When Dr. L’Auberge returned to L’École on the following day, he came bearing a different edition of the Annals, with, bless the man, both the Old Provençese and a modern translation on facing pages. “I prefer to throw my pupils into deep water and let them learn to swim,” he said. “If they can. And if they cannot, best they learn that, vite, vite!

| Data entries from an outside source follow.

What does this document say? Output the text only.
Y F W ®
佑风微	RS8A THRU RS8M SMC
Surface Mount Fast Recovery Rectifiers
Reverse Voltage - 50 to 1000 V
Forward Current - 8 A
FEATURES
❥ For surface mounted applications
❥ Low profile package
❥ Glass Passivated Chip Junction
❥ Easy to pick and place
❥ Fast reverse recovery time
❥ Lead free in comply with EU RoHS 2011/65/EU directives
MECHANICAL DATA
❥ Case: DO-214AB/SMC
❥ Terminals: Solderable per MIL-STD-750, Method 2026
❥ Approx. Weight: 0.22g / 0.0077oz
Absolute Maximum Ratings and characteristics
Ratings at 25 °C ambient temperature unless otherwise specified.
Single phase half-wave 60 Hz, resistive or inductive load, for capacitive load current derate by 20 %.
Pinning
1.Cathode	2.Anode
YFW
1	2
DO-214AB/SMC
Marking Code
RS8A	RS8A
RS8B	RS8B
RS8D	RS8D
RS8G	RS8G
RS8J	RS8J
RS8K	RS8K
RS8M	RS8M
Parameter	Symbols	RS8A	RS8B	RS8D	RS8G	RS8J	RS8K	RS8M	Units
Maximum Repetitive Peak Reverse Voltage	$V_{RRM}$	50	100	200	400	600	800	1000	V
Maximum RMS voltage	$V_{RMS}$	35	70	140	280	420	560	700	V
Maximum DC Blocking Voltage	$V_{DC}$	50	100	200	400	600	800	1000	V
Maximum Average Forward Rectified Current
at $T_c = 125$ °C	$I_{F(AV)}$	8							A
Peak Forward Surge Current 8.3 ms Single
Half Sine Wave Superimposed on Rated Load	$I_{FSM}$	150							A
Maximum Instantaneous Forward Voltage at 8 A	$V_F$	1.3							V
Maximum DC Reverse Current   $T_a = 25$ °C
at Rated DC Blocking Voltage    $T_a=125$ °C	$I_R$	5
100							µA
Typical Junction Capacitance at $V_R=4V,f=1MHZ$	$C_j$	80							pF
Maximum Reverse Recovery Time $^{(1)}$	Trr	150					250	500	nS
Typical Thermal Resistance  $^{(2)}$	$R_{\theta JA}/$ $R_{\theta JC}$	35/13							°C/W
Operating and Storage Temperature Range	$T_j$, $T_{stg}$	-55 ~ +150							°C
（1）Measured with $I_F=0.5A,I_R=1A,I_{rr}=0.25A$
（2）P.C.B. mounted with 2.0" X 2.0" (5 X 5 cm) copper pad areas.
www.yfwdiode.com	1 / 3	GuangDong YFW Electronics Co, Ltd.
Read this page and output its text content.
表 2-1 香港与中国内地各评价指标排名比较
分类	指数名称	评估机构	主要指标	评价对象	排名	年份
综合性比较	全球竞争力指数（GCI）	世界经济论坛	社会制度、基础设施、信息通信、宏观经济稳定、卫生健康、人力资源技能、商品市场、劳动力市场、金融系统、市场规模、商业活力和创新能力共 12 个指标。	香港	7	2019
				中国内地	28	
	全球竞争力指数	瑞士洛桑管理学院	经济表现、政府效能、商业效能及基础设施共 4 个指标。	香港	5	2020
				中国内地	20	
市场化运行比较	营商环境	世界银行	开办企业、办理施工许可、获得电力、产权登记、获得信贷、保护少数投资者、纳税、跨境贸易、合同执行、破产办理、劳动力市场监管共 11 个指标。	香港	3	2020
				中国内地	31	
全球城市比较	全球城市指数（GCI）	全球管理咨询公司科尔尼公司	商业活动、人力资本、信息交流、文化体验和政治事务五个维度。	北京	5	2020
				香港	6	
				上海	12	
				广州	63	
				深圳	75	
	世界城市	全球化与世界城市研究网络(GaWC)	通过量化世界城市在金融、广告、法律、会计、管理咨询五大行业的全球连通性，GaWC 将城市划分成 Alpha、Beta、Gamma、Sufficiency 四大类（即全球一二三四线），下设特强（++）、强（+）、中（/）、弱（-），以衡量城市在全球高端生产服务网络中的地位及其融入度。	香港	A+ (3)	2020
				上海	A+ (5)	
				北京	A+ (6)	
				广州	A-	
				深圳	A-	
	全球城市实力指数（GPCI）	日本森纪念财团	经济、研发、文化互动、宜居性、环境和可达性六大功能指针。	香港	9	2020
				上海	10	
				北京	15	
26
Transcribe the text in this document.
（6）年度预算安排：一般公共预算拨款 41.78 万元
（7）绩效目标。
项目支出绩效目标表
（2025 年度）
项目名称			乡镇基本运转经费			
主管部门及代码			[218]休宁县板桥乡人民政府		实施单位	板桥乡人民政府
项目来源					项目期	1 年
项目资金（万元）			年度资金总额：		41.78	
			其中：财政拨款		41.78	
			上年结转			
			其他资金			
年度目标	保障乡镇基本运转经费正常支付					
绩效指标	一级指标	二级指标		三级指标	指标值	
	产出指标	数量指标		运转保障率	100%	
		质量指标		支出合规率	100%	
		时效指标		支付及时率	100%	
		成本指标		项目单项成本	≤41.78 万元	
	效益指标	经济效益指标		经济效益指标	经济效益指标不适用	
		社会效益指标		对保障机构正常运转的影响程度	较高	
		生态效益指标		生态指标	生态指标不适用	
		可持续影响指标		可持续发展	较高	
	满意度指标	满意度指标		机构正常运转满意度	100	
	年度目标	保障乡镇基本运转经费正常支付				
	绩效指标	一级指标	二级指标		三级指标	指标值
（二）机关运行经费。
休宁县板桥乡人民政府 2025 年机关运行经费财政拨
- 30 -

But Florissant is widely studied, even by those who will never learn the old tongue, and I think you will not take any harm if you have both to look at.”
And so I have been reading about Hlodowig and his legal code and his heirs, looking from the new tongue to the old; and if it is not an entertaining pastime—for the Annals are simply a list of events, year by year, with here and there a spot of narrative—I have already made a discovery.
The passage describing the institution of Hlodowig’s legal code says he wished for the Salians to have laws “as the Ancients did”—so it is rendered in modern Provençese—but it is clear even to my ignorant eyes that the word rendered as “Ancients” is, in Old Provençese, something more like “les Ituriens”. It seems that this word, which once connoted a specific people, soon switched its meaning to simply “the people of antiquity,” and was in turn replaced in the common speech by “les Anciens.”
Thus we see how little the Iturians matter to the scholars of Provençe! I would have thought that a scholarly text such as this would hew more closely to the source terminology; but now I understand why Dr. L’Auberge insists that his students learn the old tongue. More, I am much reassured in my new course of study: perhaps more treasure awaits!